Errors look so very ugly in persons of small means, one feels they are taking quite a liberty in going astray; whereas people of fortune may naturally indulge in a few delinquencies.—George Eliot.

Our follies and errors are the soiled steps to the Grecian temple of our perfection.—Richter.

But for my part, my lord, I then thought, and am still of the same opinion, that error, and not truth of any kind, is dangerous; that ill conclusions can only flow from false propositions; and that, to know whether any proposition be true or false, it is a preposterous method to examine it by its apparent consequences.—Burke.

Error in itself is always invisible; its nature is the absence of light.—Jacobi.

There is no place where weeds do not grow, and there is no heart where errors are not to be found.—J. S. Knowles.

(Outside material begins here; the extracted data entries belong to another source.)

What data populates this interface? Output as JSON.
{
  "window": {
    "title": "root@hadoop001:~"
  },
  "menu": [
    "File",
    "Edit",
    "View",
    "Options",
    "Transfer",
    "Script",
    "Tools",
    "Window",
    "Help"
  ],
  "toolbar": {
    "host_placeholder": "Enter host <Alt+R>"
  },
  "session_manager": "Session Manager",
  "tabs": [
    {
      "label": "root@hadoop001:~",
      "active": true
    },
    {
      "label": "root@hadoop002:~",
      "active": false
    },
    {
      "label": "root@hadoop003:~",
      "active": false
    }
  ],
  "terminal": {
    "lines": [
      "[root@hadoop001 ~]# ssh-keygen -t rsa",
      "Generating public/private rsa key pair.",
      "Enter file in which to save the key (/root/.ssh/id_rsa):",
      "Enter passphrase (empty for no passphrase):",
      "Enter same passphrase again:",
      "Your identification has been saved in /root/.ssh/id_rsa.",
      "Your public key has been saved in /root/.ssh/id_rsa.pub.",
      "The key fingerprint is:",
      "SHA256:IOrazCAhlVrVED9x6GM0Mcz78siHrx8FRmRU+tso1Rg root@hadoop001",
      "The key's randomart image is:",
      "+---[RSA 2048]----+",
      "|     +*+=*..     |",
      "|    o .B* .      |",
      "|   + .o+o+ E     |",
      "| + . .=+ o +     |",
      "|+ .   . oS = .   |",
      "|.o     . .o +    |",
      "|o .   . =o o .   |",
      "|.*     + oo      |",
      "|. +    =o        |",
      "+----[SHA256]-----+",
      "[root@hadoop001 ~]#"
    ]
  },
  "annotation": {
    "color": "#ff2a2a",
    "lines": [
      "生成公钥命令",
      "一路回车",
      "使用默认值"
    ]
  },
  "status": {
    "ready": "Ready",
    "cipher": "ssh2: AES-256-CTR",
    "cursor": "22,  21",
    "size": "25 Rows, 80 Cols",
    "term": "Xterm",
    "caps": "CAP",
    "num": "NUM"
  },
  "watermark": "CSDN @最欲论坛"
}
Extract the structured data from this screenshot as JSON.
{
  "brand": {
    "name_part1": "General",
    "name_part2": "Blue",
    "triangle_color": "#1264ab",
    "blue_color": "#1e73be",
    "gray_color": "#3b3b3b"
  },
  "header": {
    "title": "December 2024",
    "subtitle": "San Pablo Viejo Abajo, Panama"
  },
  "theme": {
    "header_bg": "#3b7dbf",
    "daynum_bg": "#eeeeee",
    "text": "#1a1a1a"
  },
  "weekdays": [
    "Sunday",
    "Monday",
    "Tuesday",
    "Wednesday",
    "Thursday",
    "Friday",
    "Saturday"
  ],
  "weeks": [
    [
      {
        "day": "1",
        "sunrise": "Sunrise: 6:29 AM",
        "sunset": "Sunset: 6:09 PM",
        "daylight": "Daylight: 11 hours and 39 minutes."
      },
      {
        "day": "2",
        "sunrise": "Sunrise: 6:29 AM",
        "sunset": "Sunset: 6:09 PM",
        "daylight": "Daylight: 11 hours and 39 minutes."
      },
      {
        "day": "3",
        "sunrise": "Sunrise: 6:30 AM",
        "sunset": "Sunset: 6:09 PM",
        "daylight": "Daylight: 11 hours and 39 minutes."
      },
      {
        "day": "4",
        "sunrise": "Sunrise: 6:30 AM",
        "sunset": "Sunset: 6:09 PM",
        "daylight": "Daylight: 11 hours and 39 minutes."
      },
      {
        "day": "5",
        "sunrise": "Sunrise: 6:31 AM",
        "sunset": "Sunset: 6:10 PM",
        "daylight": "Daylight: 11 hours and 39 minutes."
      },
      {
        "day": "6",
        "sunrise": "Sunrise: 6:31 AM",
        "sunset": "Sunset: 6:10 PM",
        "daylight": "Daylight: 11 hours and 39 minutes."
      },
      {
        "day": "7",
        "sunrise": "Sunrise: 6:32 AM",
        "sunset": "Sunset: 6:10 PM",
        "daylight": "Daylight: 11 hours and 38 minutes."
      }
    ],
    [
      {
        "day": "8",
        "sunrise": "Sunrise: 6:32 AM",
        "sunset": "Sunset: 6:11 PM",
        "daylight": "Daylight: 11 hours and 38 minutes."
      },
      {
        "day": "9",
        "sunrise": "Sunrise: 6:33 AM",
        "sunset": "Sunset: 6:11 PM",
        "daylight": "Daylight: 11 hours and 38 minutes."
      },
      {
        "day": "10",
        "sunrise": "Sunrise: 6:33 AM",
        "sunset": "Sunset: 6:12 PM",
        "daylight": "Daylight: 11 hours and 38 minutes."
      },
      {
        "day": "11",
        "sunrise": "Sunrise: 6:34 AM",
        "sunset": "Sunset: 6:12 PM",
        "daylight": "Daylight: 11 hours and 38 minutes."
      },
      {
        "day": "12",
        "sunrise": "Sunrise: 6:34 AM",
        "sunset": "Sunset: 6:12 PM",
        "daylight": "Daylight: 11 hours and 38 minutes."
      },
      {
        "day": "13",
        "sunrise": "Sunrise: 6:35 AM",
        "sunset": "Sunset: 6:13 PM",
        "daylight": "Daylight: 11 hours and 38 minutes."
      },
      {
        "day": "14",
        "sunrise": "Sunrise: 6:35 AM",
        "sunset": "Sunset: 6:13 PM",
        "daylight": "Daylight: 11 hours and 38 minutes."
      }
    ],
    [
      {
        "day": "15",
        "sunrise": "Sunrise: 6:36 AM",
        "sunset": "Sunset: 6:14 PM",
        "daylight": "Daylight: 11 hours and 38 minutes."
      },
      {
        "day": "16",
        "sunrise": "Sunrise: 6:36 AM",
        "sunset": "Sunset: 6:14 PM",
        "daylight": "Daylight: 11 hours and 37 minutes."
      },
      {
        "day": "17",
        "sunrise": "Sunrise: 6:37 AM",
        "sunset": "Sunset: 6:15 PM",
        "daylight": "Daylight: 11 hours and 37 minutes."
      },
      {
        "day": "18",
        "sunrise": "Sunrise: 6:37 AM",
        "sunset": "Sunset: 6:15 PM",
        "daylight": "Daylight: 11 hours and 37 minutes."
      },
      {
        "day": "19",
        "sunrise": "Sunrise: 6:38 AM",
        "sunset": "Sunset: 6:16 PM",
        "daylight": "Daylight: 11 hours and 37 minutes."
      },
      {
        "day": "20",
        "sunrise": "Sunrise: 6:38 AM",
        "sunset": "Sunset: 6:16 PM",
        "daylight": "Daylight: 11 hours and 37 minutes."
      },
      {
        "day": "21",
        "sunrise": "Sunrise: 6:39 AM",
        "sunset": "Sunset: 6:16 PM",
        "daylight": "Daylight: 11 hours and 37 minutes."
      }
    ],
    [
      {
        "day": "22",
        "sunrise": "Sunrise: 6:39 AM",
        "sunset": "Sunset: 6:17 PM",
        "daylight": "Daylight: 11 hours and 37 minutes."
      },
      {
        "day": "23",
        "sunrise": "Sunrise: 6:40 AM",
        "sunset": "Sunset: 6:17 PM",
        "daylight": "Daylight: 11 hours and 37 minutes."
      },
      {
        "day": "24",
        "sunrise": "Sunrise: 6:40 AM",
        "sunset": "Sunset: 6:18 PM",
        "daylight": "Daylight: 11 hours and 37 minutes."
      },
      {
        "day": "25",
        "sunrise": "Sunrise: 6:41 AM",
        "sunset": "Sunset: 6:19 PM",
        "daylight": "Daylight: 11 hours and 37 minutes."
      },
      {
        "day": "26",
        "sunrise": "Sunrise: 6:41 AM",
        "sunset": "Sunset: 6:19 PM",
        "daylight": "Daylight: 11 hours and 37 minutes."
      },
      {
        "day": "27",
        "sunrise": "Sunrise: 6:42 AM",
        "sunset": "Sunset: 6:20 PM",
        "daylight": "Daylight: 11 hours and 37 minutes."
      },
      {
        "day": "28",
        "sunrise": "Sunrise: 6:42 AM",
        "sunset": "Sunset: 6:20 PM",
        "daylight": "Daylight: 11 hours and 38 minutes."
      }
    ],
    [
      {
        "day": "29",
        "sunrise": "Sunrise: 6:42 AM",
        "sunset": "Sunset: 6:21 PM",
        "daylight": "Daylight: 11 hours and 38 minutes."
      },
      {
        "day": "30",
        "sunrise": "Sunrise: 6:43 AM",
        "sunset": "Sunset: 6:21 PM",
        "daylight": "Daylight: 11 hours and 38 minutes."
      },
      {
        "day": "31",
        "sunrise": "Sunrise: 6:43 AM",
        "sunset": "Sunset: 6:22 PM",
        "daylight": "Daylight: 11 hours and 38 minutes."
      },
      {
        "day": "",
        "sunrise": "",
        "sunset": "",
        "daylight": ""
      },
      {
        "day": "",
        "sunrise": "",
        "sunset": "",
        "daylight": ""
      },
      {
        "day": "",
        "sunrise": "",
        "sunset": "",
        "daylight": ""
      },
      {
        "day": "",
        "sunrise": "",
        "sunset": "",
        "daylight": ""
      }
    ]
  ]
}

Our understandings are always liable to error; nature and certainty is very hard to come at, and infallibility is mere vanity and pretense.—Marcus Antoninus.

Let error be an infirmity and not a crime.—Castelar.

Errors such as are but acorns in our younger brows grow oaks in our older heads, and become inflexible.—Sir Thomas Browne.

Erudition.—'Tis of great importance to the honor of learning that men of business should know erudition is not like a lark, which flies high, and delights in nothing but singing; but that 't is rather like a hawk, which soars aloft indeed, but can stoop when she finds it convenient, and seize her prey.—Bacon.

Estimation.—A life spent worthily should be measured by a nobler line,—by deeds, not years.—Sheridan.